Climate experts have long predicted a general warming trend over the 21st
century spurred by the greenhouse effect, but this new study gets more specific
about what is likely to happen in the decade that started in 2005.
To make this kind of prediction, researchers at Britain's Met Office -- which
deals with meteorology -- made a computer model that takes into account such
natural phenomena as the El Nino pattern in the Pacific Ocean and other
fluctuations in ocean circulation and heat content.
A forecast of the next decade is particularly useful, because climate could be
dominated over this period by these natural changes, rather than human-caused
global warming, study author Douglas Smith said by telephone.
In research published in the journal Science, Smith and his colleagues predicted
that the next three or four years would show little warming despite an overall
forecast that saw warming over the decade.
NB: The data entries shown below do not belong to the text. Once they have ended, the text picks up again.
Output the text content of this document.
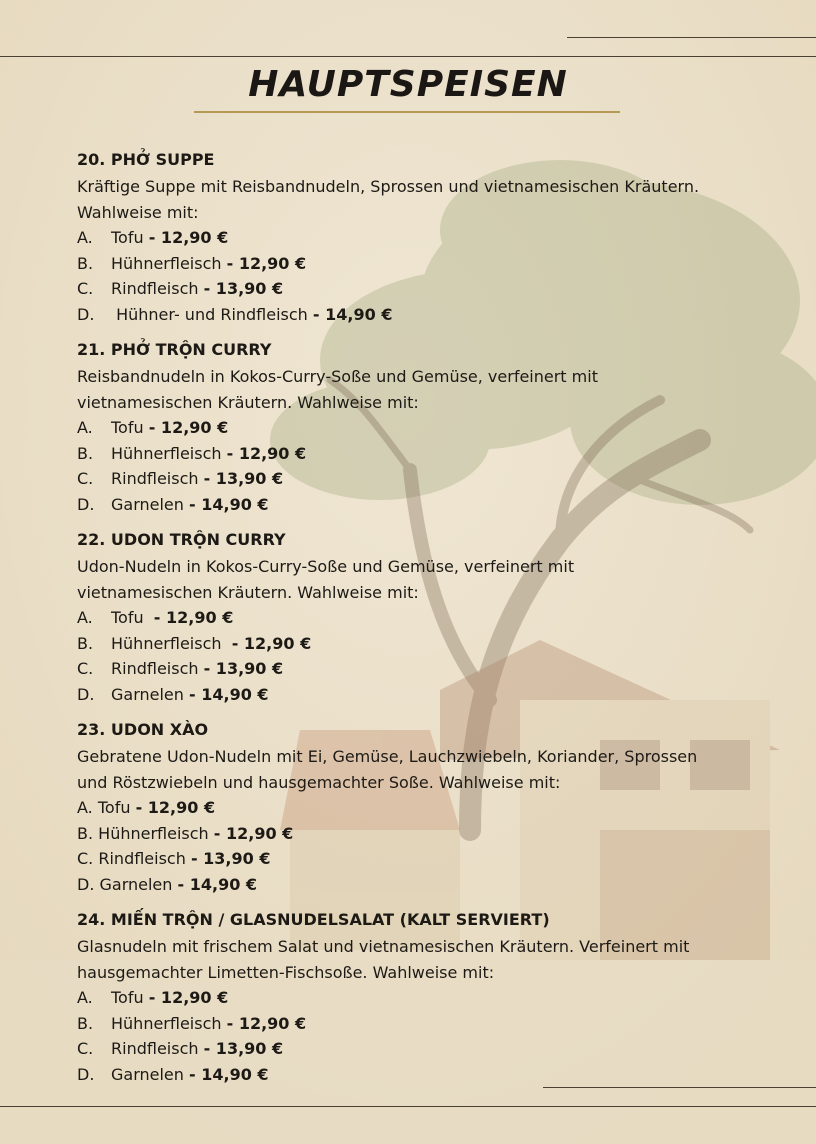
HAUPTSPEISEN
20. PHỞ SUPPE
Kräftige Suppe mit Reisbandnudeln, Sprossen und vietnamesischen Kräutern.
Wahlweise mit:
A. Tofu - 12,90 €
B. Hühnerfleisch - 12,90 €
C. Rindfleisch - 13,90 €
D. Hühner- und Rindfleisch - 14,90 €
21. PHỞ TRỘN CURRY
Reisbandnudeln in Kokos-Curry-Soße und Gemüse, verfeinert mit
vietnamesischen Kräutern. Wahlweise mit:
A. Tofu - 12,90 €
B. Hühnerfleisch - 12,90 €
C. Rindfleisch - 13,90 €
D. Garnelen - 14,90 €
22. UDON TRỘN CURRY
Udon-Nudeln in Kokos-Curry-Soße und Gemüse, verfeinert mit
vietnamesischen Kräutern. Wahlweise mit:
A. Tofu  - 12,90 €
B. Hühnerfleisch  - 12,90 €
C. Rindfleisch - 13,90 €
D. Garnelen - 14,90 €
23. UDON XÀO
Gebratene Udon-Nudeln mit Ei, Gemüse, Lauchzwiebeln, Koriander, Sprossen
und Röstzwiebeln und hausgemachter Soße. Wahlweise mit:
A. Tofu - 12,90 €
B. Hühnerfleisch - 12,90 €
C. Rindfleisch - 13,90 €
D. Garnelen - 14,90 €
24. MIẾN TRỘN / GLASNUDELSALAT (KALT SERVIERT)
Glasnudeln mit frischem Salat und vietnamesischen Kräutern. Verfeinert mit
hausgemachter Limetten-Fischsoße. Wahlweise mit:
A. Tofu - 12,90 €
B. Hühnerfleisch - 12,90 €
C. Rindfleisch - 13,90 €
D. Garnelen - 14,90 €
"There is ... particular interest in the coming decade, which represents a key
planning horizon for infrastructure upgrades, insurance, energy policy and
business development," Smith and his co-authors noted.
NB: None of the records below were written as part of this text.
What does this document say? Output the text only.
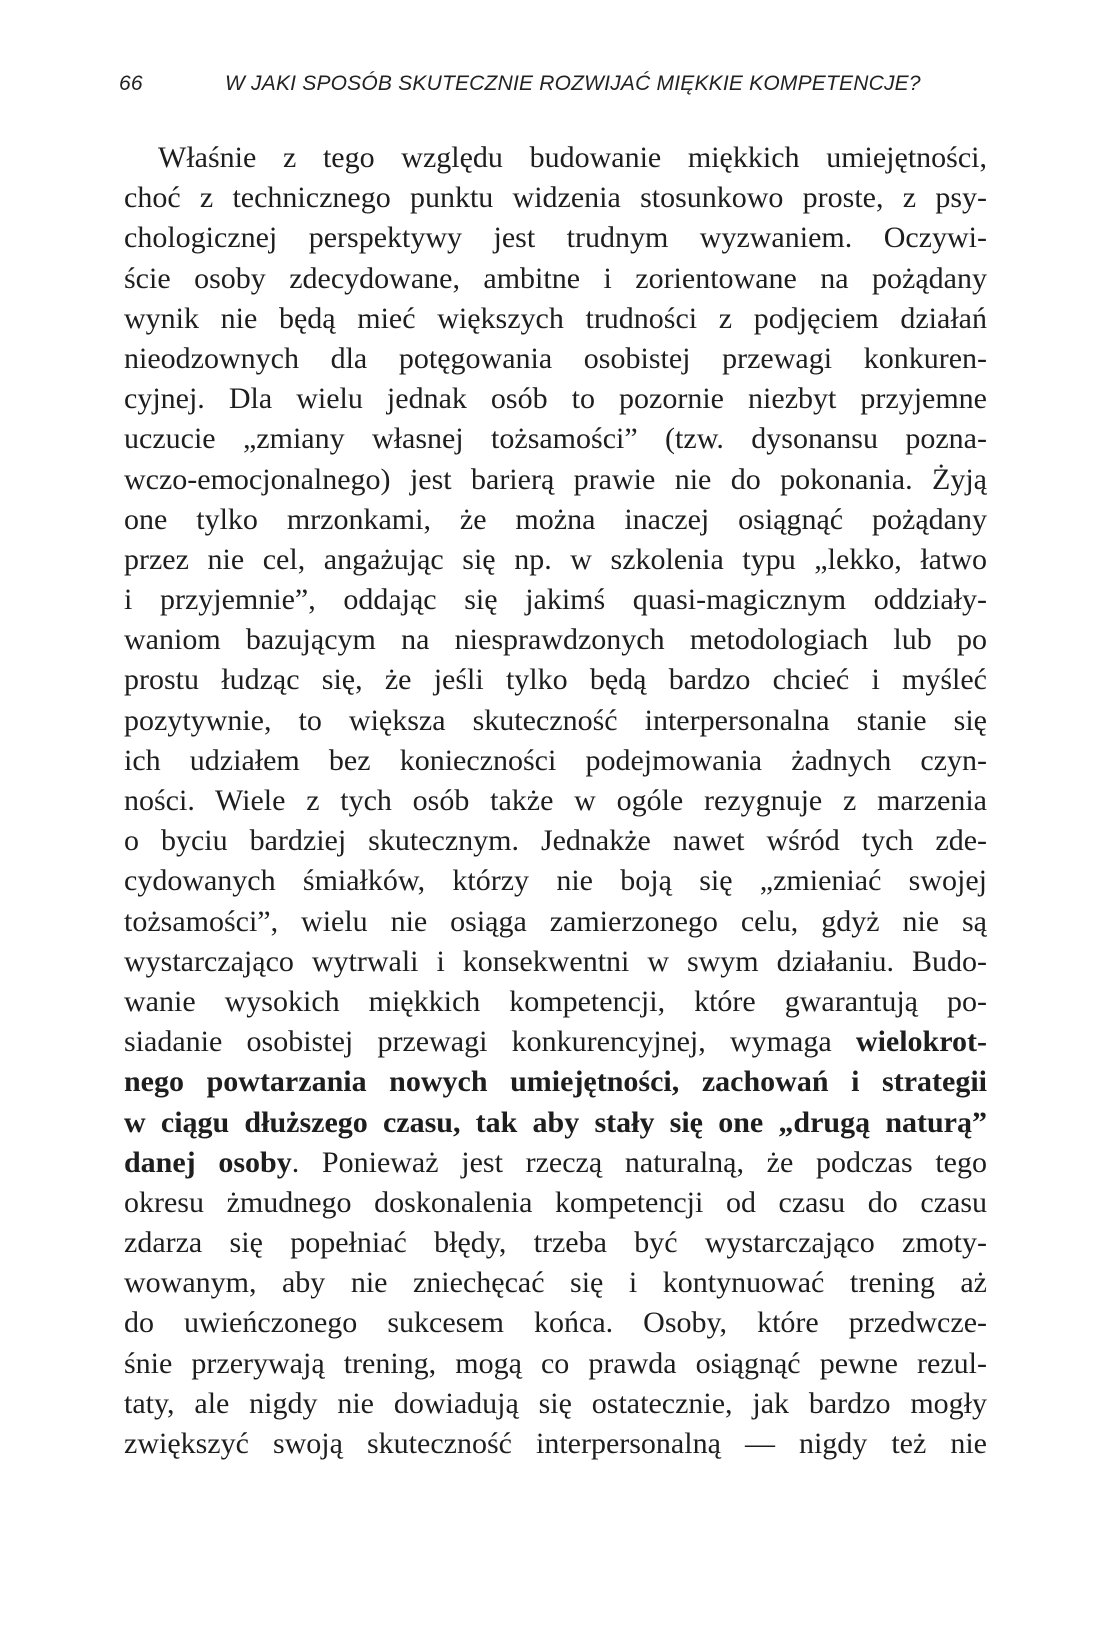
66	W JAKI SPOSÓB SKUTECZNIE ROZWIJAĆ MIĘKKIE KOMPETENCJE?
Właśnie z tego względu budowanie miękkich umiejętności,
choć z technicznego punktu widzenia stosunkowo proste, z psy-
chologicznej perspektywy jest trudnym wyzwaniem. Oczywi-
ście osoby zdecydowane, ambitne i zorientowane na pożądany
wynik nie będą mieć większych trudności z podjęciem działań
nieodzownych dla potęgowania osobistej przewagi konkuren-
cyjnej. Dla wielu jednak osób to pozornie niezbyt przyjemne
uczucie „zmiany własnej tożsamości” (tzw. dysonansu pozna-
wczo-emocjonalnego) jest barierą prawie nie do pokonania. Żyją
one tylko mrzonkami, że można inaczej osiągnąć pożądany
przez nie cel, angażując się np. w szkolenia typu „lekko, łatwo
i przyjemnie”, oddając się jakimś quasi-magicznym oddziały-
waniom bazującym na niesprawdzonych metodologiach lub po
prostu łudząc się, że jeśli tylko będą bardzo chcieć i myśleć
pozytywnie, to większa skuteczność interpersonalna stanie się
ich udziałem bez konieczności podejmowania żadnych czyn-
ności. Wiele z tych osób także w ogóle rezygnuje z marzenia
o byciu bardziej skutecznym. Jednakże nawet wśród tych zde-
cydowanych śmiałków, którzy nie boją się „zmieniać swojej
tożsamości”, wielu nie osiąga zamierzonego celu, gdyż nie są
wystarczająco wytrwali i konsekwentni w swym działaniu. Budo-
wanie wysokich miękkich kompetencji, które gwarantują po-
siadanie osobistej przewagi konkurencyjnej, wymaga wielokrot-
nego powtarzania nowych umiejętności, zachowań i strategii
w ciągu dłuższego czasu, tak aby stały się one „drugą naturą”
danej osoby. Ponieważ jest rzeczą naturalną, że podczas tego
okresu żmudnego doskonalenia kompetencji od czasu do czasu
zdarza się popełniać błędy, trzeba być wystarczająco zmoty-
wowanym, aby nie zniechęcać się i kontynuować trening aż
do uwieńczonego sukcesem końca. Osoby, które przedwcze-
śnie przerywają trening, mogą co prawda osiągnąć pewne rezul-
taty, ale nigdy nie dowiadują się ostatecznie, jak bardzo mogły
zwiększyć swoją skuteczność interpersonalną — nigdy też nie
The real heat will start after 2009, they said.
Until then, the natural forces will offset the expected warming caused by human
activities, such as the burning of fossil fuels, which releases the greenhouse
gas carbon dioxide.
"HINDCASTS" FOR THE FUTURE
"There is ... particular interest in the coming decade, which represents a key
planning horizon for infrastructure upgrades, insurance, energy policy and
business development," Smith and his co-authors noted.
To check their models, the scientists used a series of "hindcasts" -- forecasts
that look back in time -- going back to 1982, and compared what their models
predicted with what actually occurred.
Factoring in the natural variability of ocean currents and temperature
fluctuations yielded an accurate picture, the researchers found. This differed
from other models which mainly considered human-caused climate change.
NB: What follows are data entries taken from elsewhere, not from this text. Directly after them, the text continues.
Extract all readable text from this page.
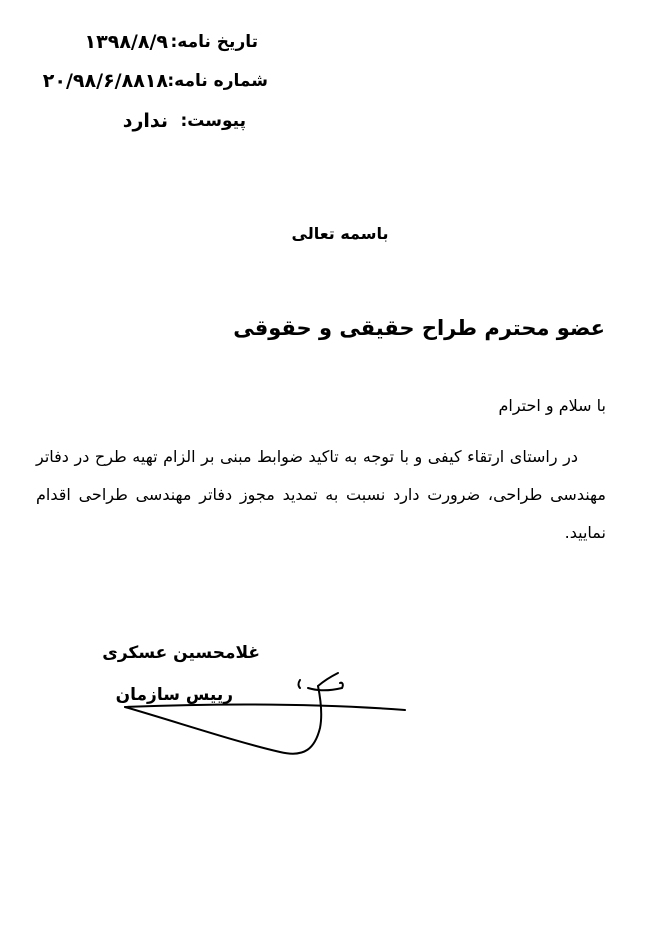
تاریخ نامه:
۱۳۹۸/۸/۹
شماره نامه:
۲۰/۹۸/۶/۸۸۱۸
پیوست:
ندارد
باسمه تعالی
عضو محترم طراح حقیقی و حقوقی
با سلام و احترام
در راستای ارتقاء کیفی و با توجه به تاکید ضوابط مبنی بر الزام تهیه طرح در دفاتر مهندسی طراحی، ضرورت دارد نسبت به تمدید مجوز دفاتر مهندسی طراحی اقدام نمایید.
غلامحسین عسکری
رییس سازمان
"Over the 100-year timescale, the main change is going to come from greenhouse
gases that will dominate natural variability, but in the coming 10 years the
natural internal variability is comparable," Smith said.
In another climate change article in the online journal Science Express, U.S.
researchers reported that soot from industry and forest fires had a dramatic
impact on the Arctic climate, starting around the time of the Industrial
Revolution.
Industrial pollution brought a seven-fold increase in soot -- also known as
black carbon -- in Arctic snow during the late 19th and early 20th centuries,
scientists at the Desert Research Institute found.
Soot, mostly from burning coal, reduces the reflectivity of snow and ice,
letting Earth's surface absorb more solar energy and possibly resulting in
earlier snow melts and exposure of much darker underlying soil, rock and sea
ice. This in turn led to warming across much of the Arctic region.
At its height from 1906 to 1910, estimated warming from soot on Arctic snow was
eight times that of the pre-industrial era, the researchers said.